農林水産業では法人経営のメリットとして、新規就農の受け皿や農業従事者の福利厚生面の充実を挙げています。法人化が新規就農者の増加・定着に寄与していると考えられます。
中国地方の魅力について
都内に展開するアンテナショップ
都内にいても中国地方を身近に感じることのできるアンテナショップがあります。それぞれのアンテナショップでは、各地の特産品の展示や販売のほか、観光案内や就労希望者のための相談会も行われています。
にほんばし島根館
出典:にほんばし島根館
おいでませ山口館
出典:おいでませ山口館
食のみやこ鳥取プラザ
出典:食のみやこ鳥取プラザ
広島ブランドショップTAU
出典:広島ブランドショップTAU
おかやま新橋館
平成26年9月28日にオープンの予定です。
瀬戸内 海の道構想
出典:広島県庁
広島県では、「海の道プロウジェクト」として、市町村のほか民間企業やNPO法人などの知恵とノウハウを結集して、地域再生のイノベーションを推進しています。「海の道プロウジェクト」とは、瀬戸内海に面した2つの世界遺産、牡蠣や小魚などの海産物、柑橘類などの農作物、今も残る文化財や伝統行事を活かした地域産業活性化の施策です。

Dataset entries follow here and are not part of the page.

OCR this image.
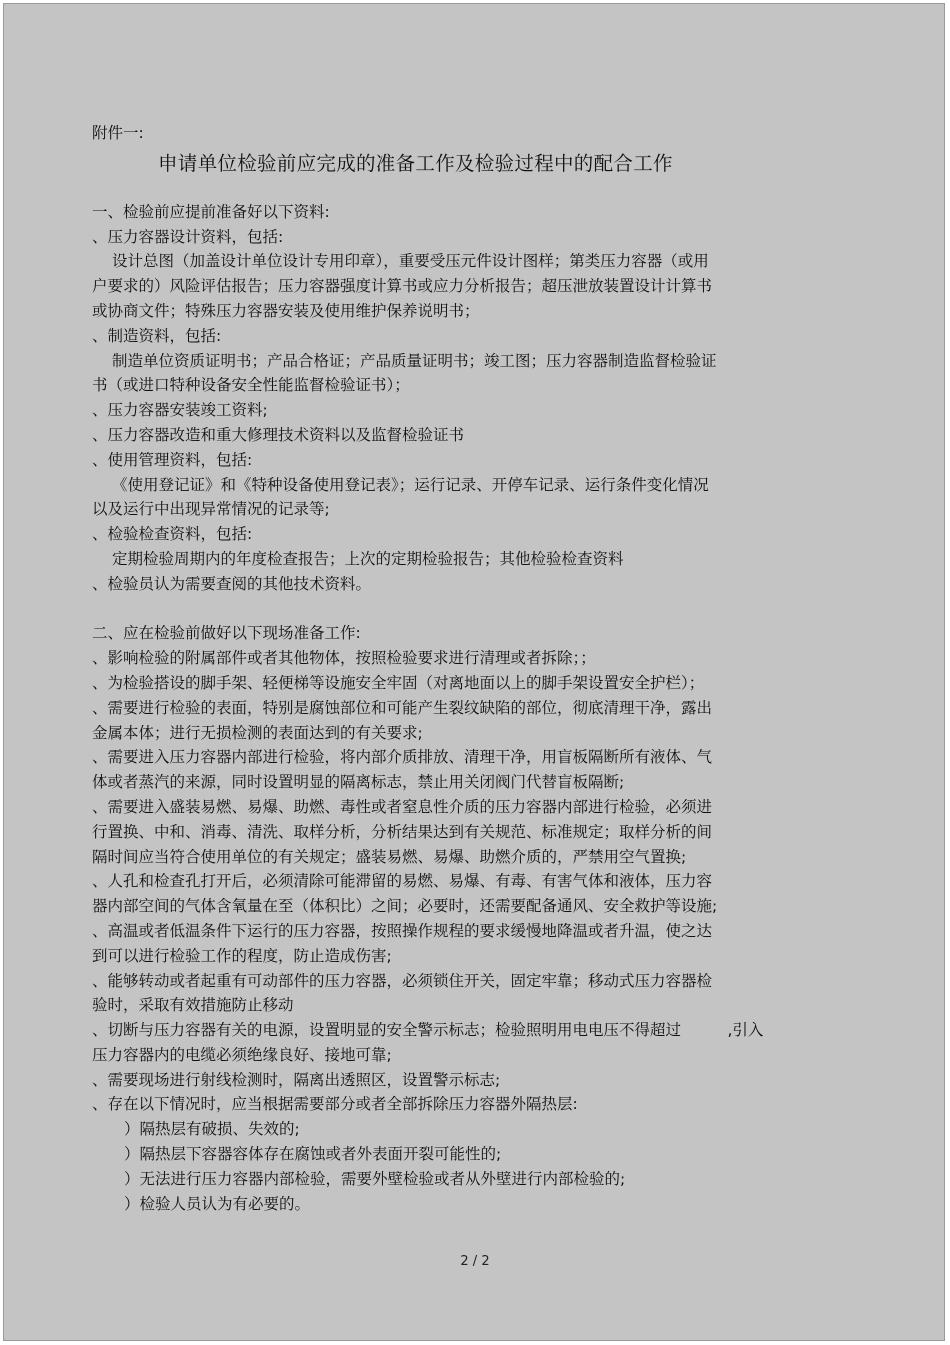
附件一:
申请单位检验前应完成的准备工作及检验过程中的配合工作
一、检验前应提前准备好以下资料:
、压力容器设计资料，包括:
设计总图（加盖设计单位设计专用印章），重要受压元件设计图样；第类压力容器（或用
户要求的）风险评估报告；压力容器强度计算书或应力分析报告；超压泄放装置设计计算书
或协商文件；特殊压力容器安装及使用维护保养说明书；
、制造资料，包括:
制造单位资质证明书；产品合格证；产品质量证明书；竣工图；压力容器制造监督检验证
书（或进口特种设备安全性能监督检验证书）；
、压力容器安装竣工资料;
、压力容器改造和重大修理技术资料以及监督检验证书
、使用管理资料，包括:
《使用登记证》和《特种设备使用登记表》；运行记录、开停车记录、运行条件变化情况
以及运行中出现异常情况的记录等;
、检验检查资料，包括:
定期检验周期内的年度检查报告；上次的定期检验报告；其他检验检查资料
、检验员认为需要查阅的其他技术资料。
二、应在检验前做好以下现场准备工作:
、影响检验的附属部件或者其他物体，按照检验要求进行清理或者拆除；；
、为检验搭设的脚手架、轻便梯等设施安全牢固（对离地面以上的脚手架设置安全护栏）；
、需要进行检验的表面，特别是腐蚀部位和可能产生裂纹缺陷的部位，彻底清理干净，露出
金属本体；进行无损检测的表面达到的有关要求;
、需要进入压力容器内部进行检验，将内部介质排放、清理干净，用盲板隔断所有液体、气
体或者蒸汽的来源，同时设置明显的隔离标志，禁止用关闭阀门代替盲板隔断;
、需要进入盛装易燃、易爆、助燃、毒性或者窒息性介质的压力容器内部进行检验，必须进
行置换、中和、消毒、清洗、取样分析，分析结果达到有关规范、标准规定；取样分析的间
隔时间应当符合使用单位的有关规定；盛装易燃、易爆、助燃介质的，严禁用空气置换;
、人孔和检查孔打开后，必须清除可能滞留的易燃、易爆、有毒、有害气体和液体，压力容
器内部空间的气体含氧量在至（体积比）之间；必要时，还需要配备通风、安全救护等设施;
、高温或者低温条件下运行的压力容器，按照操作规程的要求缓慢地降温或者升温，使之达
到可以进行检验工作的程度，防止造成伤害;
、能够转动或者起重有可动部件的压力容器，必须锁住开关，固定牢靠；移动式压力容器检
验时，采取有效措施防止移动
、切断与压力容器有关的电源，设置明显的安全警示标志；检验照明用电电压不得超过　　　,引入
压力容器内的电缆必须绝缘良好、接地可靠;
、需要现场进行射线检测时，隔离出透照区，设置警示标志;
、存在以下情况时，应当根据需要部分或者全部拆除压力容器外隔热层:
）隔热层有破损、失效的;
）隔热层下容器容体存在腐蚀或者外表面开裂可能性的;
）无法进行压力容器内部检验，需要外壁检验或者从外壁进行内部检验的;
）检验人员认为有必要的。
2 / 2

戦略テーマとして、「みなとまちルネッサンス」、「瀬戸内 サイクリングロード」、「瀬戸内 アート廻廊」、「里・海・島の五感体感ツーリズム」などが取り組まれています。
アジア圏の経済成長の取り込み
成長するアジア圏との連携強化
急成長中の東アジアとの貿易額の増加、東アジアとの生産連携が拡大する中で、近年、中国地方の貿易額は飛躍的に増加しています。特に鉄鋼、化学等の基礎素材型産業や輸送用機械、電気機械等、中国地方の基幹産業はグローバルな生産連携により成長力を高めています。
コンテナ貨物取扱量は、全国と同様に増加傾向にあり、特に、ものづくり産業が集積する瀬戸内側の港湾で取扱量が多く、今後も東アジアの急成長によりさらなる増加が期待されます。

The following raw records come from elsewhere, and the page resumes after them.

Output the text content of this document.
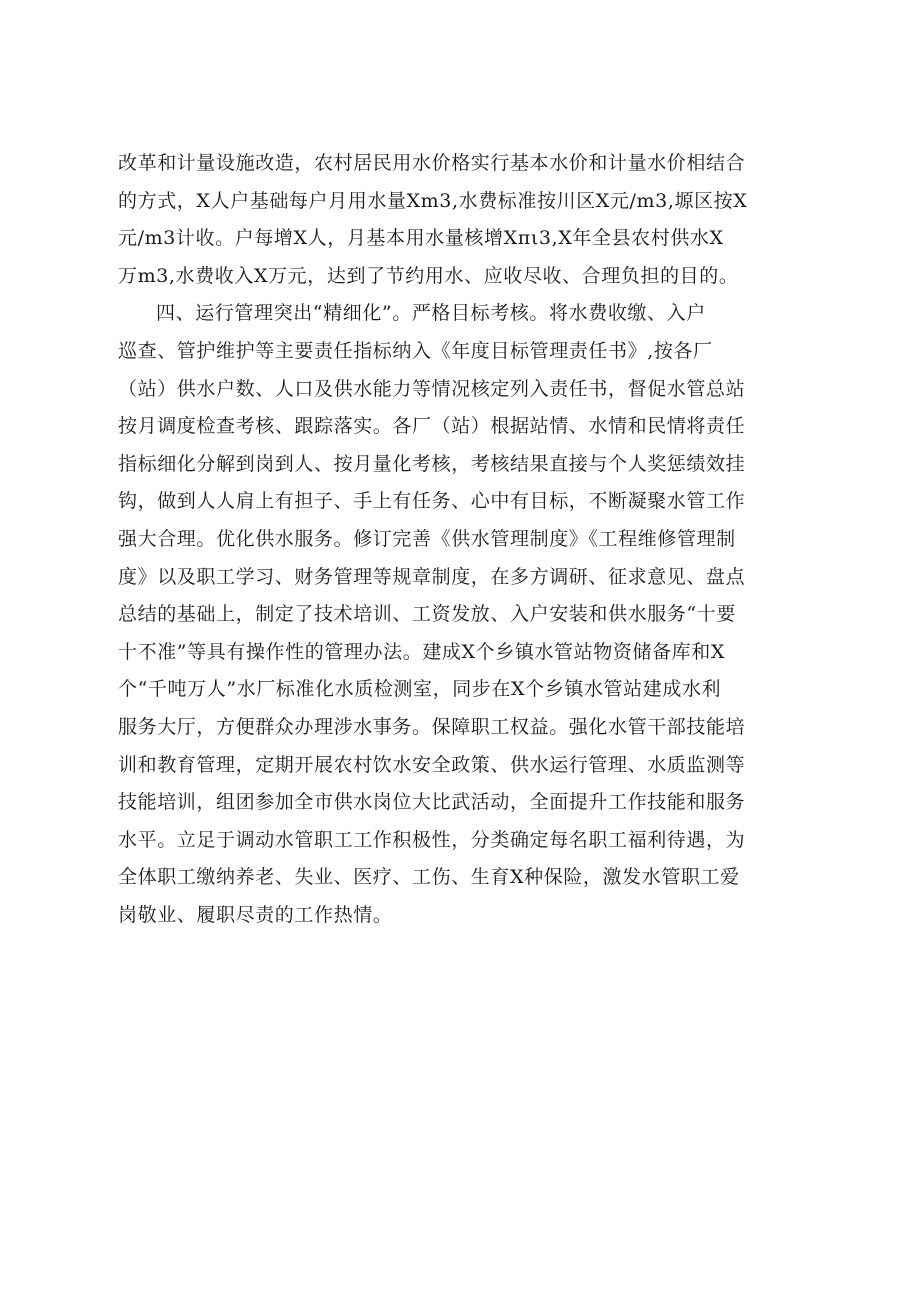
改革和计量设施改造，农村居民用水价格实行基本水价和计量水价相结合
的方式，X人户基础每户月用水量Xm3,水费标准按川区X元/m3,塬区按X
元/m3计收。户每增X人，月基本用水量核增Xπι3,X年全县农村供水X
万m3,水费收入X万元，达到了节约用水、应收尽收、合理负担的目的。
四、运行管理突出“精细化”。严格目标考核。将水费收缴、入户
巡查、管护维护等主要责任指标纳入《年度目标管理责任书》,按各厂
（站）供水户数、人口及供水能力等情况核定列入责任书，督促水管总站
按月调度检查考核、跟踪落实。各厂（站）根据站情、水情和民情将责任
指标细化分解到岗到人、按月量化考核，考核结果直接与个人奖惩绩效挂
钩，做到人人肩上有担子、手上有任务、心中有目标，不断凝聚水管工作
强大合理。优化供水服务。修订完善《供水管理制度》《工程维修管理制
度》以及职工学习、财务管理等规章制度，在多方调研、征求意见、盘点
总结的基础上，制定了技术培训、工资发放、入户安装和供水服务“十要
十不准”等具有操作性的管理办法。建成X个乡镇水管站物资储备库和X
个“千吨万人”水厂标准化水质检测室，同步在X个乡镇水管站建成水利
服务大厅，方便群众办理涉水事务。保障职工权益。强化水管干部技能培
训和教育管理，定期开展农村饮水安全政策、供水运行管理、水质监测等
技能培训，组团参加全市供水岗位大比武活动，全面提升工作技能和服务
水平。立足于调动水管职工工作积极性，分类确定每名职工福利待遇，为
全体职工缴纳养老、失业、医疗、工伤、生育X种保险，激发水管职工爱
岗敬业、履职尽责的工作热情。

また、山陰側においては、経済発展めざましい北東アジアとの地理的近接性を活かし、定期貨客船の新航路開設などロシア沿海地方、韓国、中国東北部などとの連携強化の動きが活発化しています。
最後に
中国地方には世界遺産、歴史・文化資源、自然資源など数多くの地域資源があり、さらに観光地の整備もされています。歴史や文化を身近に感じながら生活や仕事をしたい方にはピッタリな環境といえるでしょう。